Saturday, April 14, 2012
The Ides of April Eve
The Ides of March with Caesar's assassination has nothing on April 15th, but the events of the 15th were staged on the 14th. Within fifty years of each other, two major events happened that still reverberate now, a century or more later. One was the death of a single person, the other the deaths of more than 1500, but each still echo. So let's walk through history for a little while today.
Our first event that occurred on April 14th was the assassination of President Abraham Lincoln while he was sitting in a box at the Ford Theater watching a play with his wife. Although it is fairly universally supported that John Wilkes Booth actually pulled the trigger on the gun, the various conspiracy theories, bankroll theories, and other plausible points of view have made this a fascinating topic for writers for years. Lincoln died later, but the bullet happened today (many years ago, of course - LOL).

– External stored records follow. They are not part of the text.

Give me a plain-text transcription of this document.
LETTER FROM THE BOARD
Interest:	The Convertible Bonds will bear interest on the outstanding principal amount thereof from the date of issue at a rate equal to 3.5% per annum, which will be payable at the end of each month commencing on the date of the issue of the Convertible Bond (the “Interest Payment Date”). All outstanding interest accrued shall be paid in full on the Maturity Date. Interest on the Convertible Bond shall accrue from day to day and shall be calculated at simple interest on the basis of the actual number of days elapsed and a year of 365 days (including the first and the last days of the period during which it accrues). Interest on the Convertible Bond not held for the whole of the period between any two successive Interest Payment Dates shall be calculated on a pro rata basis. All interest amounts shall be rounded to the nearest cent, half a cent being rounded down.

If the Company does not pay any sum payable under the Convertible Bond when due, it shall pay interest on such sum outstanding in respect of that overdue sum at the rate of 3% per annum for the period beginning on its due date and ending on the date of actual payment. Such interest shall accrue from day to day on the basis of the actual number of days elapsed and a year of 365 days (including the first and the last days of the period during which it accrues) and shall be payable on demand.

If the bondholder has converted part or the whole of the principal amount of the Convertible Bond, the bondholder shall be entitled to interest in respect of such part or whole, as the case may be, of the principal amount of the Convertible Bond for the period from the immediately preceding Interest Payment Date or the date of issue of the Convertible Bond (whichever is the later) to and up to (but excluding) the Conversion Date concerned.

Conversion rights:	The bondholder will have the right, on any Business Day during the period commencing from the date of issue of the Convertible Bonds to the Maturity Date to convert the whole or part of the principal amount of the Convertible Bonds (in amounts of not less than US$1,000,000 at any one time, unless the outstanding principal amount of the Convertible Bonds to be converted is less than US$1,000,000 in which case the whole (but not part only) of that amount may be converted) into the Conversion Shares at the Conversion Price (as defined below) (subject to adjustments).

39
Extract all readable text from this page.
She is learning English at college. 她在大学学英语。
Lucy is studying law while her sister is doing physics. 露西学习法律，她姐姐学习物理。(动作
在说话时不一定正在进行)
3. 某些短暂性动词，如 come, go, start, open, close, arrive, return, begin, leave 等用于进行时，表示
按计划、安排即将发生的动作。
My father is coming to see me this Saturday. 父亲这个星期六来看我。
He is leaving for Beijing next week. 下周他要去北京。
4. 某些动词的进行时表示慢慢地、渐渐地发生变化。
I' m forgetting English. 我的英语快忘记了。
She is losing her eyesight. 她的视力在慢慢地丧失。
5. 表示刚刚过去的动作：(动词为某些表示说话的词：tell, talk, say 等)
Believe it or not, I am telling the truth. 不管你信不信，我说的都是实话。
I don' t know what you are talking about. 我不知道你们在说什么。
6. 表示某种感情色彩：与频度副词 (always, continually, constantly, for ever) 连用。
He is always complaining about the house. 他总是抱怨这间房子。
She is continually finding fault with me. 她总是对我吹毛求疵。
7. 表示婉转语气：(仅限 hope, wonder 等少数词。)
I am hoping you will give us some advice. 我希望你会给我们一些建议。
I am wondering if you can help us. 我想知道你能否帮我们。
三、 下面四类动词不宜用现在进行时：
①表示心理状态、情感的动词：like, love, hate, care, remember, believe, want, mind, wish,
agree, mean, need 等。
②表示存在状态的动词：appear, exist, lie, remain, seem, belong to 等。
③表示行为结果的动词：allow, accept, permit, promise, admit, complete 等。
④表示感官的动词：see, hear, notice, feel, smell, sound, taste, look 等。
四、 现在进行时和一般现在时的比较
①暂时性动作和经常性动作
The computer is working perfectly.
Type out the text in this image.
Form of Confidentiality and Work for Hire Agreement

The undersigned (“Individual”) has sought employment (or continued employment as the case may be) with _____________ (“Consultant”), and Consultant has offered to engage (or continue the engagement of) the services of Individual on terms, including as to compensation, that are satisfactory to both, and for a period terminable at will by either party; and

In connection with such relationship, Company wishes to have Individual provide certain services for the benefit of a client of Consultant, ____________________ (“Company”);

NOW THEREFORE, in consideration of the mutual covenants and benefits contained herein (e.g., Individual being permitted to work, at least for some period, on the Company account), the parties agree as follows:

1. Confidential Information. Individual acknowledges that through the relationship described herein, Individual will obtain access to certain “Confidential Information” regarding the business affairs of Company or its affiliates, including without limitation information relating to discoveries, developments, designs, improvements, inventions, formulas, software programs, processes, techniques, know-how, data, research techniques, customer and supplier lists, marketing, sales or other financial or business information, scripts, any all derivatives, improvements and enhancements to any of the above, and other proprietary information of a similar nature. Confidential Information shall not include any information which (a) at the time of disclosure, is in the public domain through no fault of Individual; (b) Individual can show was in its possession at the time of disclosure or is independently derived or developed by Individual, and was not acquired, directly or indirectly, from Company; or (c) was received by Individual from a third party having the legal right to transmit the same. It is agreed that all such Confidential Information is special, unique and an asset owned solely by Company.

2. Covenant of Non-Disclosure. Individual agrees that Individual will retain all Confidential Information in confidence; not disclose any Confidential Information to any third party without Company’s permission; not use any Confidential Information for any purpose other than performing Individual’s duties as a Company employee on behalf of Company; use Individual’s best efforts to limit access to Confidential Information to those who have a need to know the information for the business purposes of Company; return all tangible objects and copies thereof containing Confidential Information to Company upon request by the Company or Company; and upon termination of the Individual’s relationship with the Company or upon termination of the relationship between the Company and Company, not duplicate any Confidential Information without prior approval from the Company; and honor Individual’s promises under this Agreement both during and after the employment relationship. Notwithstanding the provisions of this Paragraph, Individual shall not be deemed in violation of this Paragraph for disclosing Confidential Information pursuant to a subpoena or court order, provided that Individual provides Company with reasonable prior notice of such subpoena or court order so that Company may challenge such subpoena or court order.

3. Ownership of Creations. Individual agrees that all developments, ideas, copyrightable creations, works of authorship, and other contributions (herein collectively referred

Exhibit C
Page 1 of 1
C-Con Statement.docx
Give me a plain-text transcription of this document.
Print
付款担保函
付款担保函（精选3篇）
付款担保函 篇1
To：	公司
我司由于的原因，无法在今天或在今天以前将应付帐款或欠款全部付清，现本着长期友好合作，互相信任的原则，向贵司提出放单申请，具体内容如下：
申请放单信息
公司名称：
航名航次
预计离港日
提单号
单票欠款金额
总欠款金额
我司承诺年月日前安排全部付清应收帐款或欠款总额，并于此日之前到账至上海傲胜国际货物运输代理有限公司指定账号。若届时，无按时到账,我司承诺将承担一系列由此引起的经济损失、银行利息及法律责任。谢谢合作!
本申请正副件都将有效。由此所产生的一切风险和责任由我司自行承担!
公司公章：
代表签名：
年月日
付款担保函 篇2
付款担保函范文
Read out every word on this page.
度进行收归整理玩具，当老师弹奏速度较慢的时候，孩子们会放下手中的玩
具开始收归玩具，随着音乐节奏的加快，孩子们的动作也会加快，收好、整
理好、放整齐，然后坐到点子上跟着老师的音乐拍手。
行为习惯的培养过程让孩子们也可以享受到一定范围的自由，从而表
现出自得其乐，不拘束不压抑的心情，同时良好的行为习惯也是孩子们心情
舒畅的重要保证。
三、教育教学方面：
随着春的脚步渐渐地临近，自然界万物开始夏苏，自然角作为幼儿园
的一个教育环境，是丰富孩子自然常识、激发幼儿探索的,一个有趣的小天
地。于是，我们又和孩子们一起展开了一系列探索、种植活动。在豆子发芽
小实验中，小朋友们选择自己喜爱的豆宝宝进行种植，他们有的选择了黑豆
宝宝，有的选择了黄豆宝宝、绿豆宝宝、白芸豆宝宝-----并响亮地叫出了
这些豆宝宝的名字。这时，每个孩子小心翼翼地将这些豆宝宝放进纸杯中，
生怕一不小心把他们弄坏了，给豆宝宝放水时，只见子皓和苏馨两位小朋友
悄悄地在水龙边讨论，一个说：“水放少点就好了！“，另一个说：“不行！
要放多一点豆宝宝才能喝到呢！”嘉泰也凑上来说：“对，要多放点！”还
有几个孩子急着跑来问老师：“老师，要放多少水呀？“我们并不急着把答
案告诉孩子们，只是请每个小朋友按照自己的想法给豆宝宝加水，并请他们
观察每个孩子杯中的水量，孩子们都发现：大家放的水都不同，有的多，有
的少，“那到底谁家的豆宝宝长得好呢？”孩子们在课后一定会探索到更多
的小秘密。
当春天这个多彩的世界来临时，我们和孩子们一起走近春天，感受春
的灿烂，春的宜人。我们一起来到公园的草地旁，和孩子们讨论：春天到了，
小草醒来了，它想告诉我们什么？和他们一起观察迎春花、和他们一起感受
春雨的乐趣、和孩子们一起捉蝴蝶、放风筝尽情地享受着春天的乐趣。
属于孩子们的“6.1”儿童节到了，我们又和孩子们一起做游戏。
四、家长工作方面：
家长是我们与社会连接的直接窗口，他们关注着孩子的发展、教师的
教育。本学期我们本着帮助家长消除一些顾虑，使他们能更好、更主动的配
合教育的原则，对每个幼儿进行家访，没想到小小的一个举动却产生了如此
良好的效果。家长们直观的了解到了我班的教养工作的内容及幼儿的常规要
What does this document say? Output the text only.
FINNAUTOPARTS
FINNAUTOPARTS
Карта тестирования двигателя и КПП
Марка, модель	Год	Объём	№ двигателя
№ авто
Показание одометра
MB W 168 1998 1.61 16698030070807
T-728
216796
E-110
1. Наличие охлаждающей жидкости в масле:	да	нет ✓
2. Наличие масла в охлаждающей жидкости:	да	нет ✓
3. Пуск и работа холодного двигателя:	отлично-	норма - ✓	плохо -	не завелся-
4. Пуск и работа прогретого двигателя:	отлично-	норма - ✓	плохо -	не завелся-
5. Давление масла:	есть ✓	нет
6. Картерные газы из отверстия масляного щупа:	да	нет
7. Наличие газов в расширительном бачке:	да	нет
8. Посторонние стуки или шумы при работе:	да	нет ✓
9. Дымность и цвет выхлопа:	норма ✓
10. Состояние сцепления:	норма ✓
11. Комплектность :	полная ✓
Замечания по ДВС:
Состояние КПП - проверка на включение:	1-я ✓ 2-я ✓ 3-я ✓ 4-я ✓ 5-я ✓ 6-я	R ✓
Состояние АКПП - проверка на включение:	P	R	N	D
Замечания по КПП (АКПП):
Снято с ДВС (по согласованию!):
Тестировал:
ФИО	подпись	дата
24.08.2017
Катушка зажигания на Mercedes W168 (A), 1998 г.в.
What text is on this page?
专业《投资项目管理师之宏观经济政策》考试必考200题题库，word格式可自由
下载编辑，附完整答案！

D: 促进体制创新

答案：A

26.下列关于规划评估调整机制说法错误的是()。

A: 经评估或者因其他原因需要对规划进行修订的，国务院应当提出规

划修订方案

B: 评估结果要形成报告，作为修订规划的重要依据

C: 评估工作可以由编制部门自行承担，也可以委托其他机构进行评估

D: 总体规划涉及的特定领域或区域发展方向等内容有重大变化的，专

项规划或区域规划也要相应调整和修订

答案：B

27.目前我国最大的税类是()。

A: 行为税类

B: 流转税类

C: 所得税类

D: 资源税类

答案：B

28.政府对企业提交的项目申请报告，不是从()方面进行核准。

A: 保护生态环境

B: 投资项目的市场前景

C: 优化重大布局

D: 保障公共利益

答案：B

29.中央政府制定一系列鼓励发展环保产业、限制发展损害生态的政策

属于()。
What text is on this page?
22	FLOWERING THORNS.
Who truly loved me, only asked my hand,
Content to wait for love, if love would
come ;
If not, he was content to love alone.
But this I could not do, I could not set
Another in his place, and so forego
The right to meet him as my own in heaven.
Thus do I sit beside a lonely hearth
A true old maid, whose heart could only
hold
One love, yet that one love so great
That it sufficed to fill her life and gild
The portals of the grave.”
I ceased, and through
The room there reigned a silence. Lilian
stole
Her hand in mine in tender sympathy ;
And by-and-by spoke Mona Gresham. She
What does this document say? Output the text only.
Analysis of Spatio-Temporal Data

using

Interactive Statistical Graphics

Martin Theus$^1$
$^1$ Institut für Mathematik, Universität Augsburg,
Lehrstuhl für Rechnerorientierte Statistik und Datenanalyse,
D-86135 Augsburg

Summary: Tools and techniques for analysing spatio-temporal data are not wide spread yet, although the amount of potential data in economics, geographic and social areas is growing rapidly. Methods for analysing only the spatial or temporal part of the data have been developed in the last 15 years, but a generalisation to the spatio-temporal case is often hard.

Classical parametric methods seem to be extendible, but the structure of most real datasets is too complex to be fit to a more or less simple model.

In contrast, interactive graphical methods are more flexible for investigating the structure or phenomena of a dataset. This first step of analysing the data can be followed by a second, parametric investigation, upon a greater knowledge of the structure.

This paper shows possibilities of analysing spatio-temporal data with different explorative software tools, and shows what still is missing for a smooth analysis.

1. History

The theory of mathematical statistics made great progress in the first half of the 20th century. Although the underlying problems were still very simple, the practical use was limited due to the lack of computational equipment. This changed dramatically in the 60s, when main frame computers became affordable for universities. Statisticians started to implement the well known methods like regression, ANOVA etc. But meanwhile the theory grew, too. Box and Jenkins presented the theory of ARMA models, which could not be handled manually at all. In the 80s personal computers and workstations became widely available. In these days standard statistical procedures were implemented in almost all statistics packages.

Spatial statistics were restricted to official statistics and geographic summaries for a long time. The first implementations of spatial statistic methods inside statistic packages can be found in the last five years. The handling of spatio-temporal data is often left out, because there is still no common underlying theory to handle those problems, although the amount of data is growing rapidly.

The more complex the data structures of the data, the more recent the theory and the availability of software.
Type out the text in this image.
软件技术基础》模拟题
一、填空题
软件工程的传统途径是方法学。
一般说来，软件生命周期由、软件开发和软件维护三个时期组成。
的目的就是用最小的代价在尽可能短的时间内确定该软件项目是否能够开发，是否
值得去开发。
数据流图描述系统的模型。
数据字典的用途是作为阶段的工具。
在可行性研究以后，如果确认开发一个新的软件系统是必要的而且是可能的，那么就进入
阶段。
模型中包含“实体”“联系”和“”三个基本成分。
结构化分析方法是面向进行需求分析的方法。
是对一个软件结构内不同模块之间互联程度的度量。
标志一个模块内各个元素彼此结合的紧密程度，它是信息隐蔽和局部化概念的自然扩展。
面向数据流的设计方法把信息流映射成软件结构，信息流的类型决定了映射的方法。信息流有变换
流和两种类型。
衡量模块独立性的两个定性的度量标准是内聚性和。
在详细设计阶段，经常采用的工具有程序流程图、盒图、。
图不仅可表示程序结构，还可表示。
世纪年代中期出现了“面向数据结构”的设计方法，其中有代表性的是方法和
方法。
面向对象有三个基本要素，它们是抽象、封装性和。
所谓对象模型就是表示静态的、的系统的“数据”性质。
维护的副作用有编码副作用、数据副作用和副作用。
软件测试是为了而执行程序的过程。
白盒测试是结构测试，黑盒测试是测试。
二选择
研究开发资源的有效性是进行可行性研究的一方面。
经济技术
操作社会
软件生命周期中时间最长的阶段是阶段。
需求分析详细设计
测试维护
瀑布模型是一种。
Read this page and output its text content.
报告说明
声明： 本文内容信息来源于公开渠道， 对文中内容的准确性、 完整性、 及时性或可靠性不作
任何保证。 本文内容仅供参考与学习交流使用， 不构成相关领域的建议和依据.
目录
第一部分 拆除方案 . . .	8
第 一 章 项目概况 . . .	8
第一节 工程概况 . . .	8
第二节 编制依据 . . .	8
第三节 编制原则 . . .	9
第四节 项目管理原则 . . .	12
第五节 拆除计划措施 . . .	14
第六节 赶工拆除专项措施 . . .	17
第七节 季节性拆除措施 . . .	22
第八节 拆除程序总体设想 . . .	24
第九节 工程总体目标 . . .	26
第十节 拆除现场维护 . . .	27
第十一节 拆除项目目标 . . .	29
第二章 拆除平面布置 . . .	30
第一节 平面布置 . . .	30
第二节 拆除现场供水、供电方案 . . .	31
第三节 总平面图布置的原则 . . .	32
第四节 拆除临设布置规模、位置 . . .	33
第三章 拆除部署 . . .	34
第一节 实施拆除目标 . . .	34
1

The second event that happened on the 14th of April was the sinking of the RMS Titanic. The iceberg hit the ship at 11:40 pm on the 14th of April, and less than three hours later the ship was beneath the waves with less than 800 people saved, less than the total number of the crew assigned to the ship. Why does Titanic hit the imaginations of people world-wide even now, 100 years later? Although there are many reasons, I think it was the combination of the fact that it was so highly touted as being unsinkable, the notable people who were on board, the fact that it was her maiden voyage and sank only four days into that voyage. So many reasons. But underlying all of them is the fact that more than 1500 people, many of them almost unknown and poor, lost their lives that night. Don't forget them when you think about that magnificent ship.
What will you do today that may echo through the years to come? It could be something as simple as helping a child or painting a picture that will be given or sold to someone and become an heirloom. It could just be one small act that will have ripples you could never imagine. Act kindly today, and remember the dead.